1. 15
  1.  

  2. 9

    Tech has a short memory lately, and I would like future implementors to learn not only the lessons of the web but the lessons of pre-web hypertext systems (which often solved problems that the web has yet to address).

    I do wish the author would have followed this with lessons from history. I found the requirements list interesting but I would likely give them more weight if they were tied to the specific lessons they were informed by.

    1. 5

      I may write a follow-up with historical information included. Unfortunately, most of these guidelines could be turned into complex polemics on their own (and I have written some of them)!

      The guidelines are heavily influenced by my work on Xanadu, and many are a distillation of ideas that are threaded through a lot of sort of unfocused rants by Ted, some of which are not even public. When I have a chance, I’ll do some archaeology and find proper references where possible. (Alternately, I may just write the polemics I am inclined to write on particular topics, with citations.) My “lessons” are pretty controversial (and some are controversial even within the ex-Xanadu crowd – such as the emphasis on peer-to-peer systems).

      Items #2-6 and #9-13 are things that were part of the Xanadu design since at least the early 80s (and in some cases, going back to the 60s), and are well-documented either in Ted’s criticisms of the web or in available design documents from Xanadu projects.

      Items #7 and #8 are controversial in Xanadu – they apply to Udanax Green (and probably Gold, though I’m not totally sure), but not to implementations done since 2006. My group maintained that forcing links to always apply to the original source text, as opposed to positions in the document, was a confusion of form and content of the same type as XML (which treats conceptual groupings that function mostly as formatting guidelines as part of content even as those groupings are mostly entangled with form) – particularly in the context of formatting links. (After all, a page break may be appropriate in the context of, say, a book, while a paper quoting that section of the book would not want to add a page break at that point.) Ted said that supporting the document-as-assembled as a first order object in transclusion and linking complicated the specification and complicated the implementation, and wasn’t strictly necessary anyhow (since you could just force that document to un-apply the offending formatting link).

      Item #14 is half-controversial.
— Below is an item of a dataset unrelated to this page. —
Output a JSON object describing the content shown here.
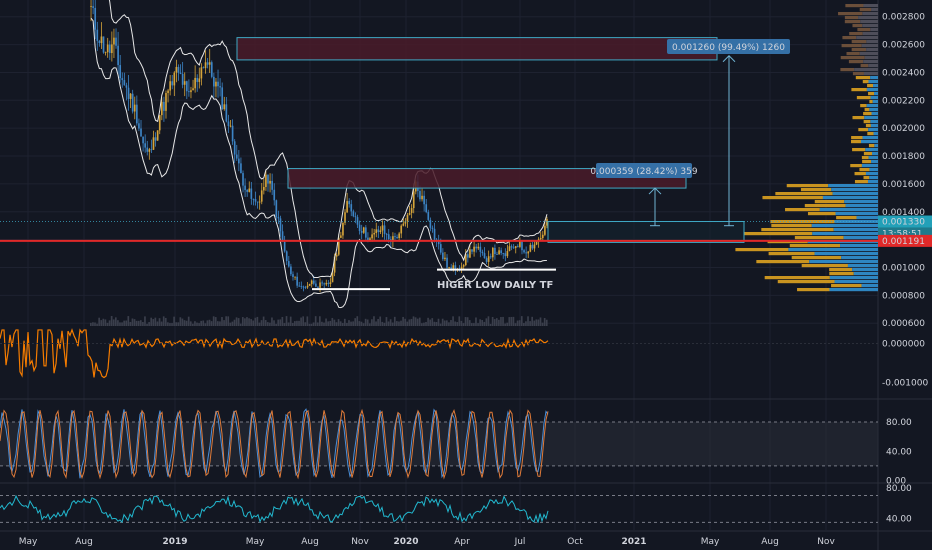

Because I support assembled documents as first-order object for the sake of transclusion, I also think that it’s justified to cache assembled documents in some cases. Very often, a derivative work becomes more popular than the origins of its component parts – and such a work might become very fragmented, if it is itself composed from similarly fragmented sources. The important thing is that an assembled document, when cached, can nevertheless be everted into the cached parts of its source documents, so that we still gain the benefits of caching when we go to load the source. (This is particularly useful when a single source has many popular derivatives with minimal overlap – say, Poor Richard’s Almanac, whose epigrams are quoted all over the place in extremely various forms, or in Marx’s work, different and mostly-non-overlapping pieces of which are very important to economists, sociologists, and bolsheviks.)

      #16 is true of both Xanadu and IPFS, probably independently. (It’s controversial elsewhere. Access control is a hard problem, particularly when you’re trying to get a variety of implementations in a peer to peer system with potentially-untrusted peers, and so I would rather depend upon crypto, which will break eventually in individual cases and expose stale data, than access control, which will be attacked directly and probably break even easier. However, I don’t plan to optimize this for secret data. I’d like to use it to encourage openness, and discourage people from hiding things on it at all.)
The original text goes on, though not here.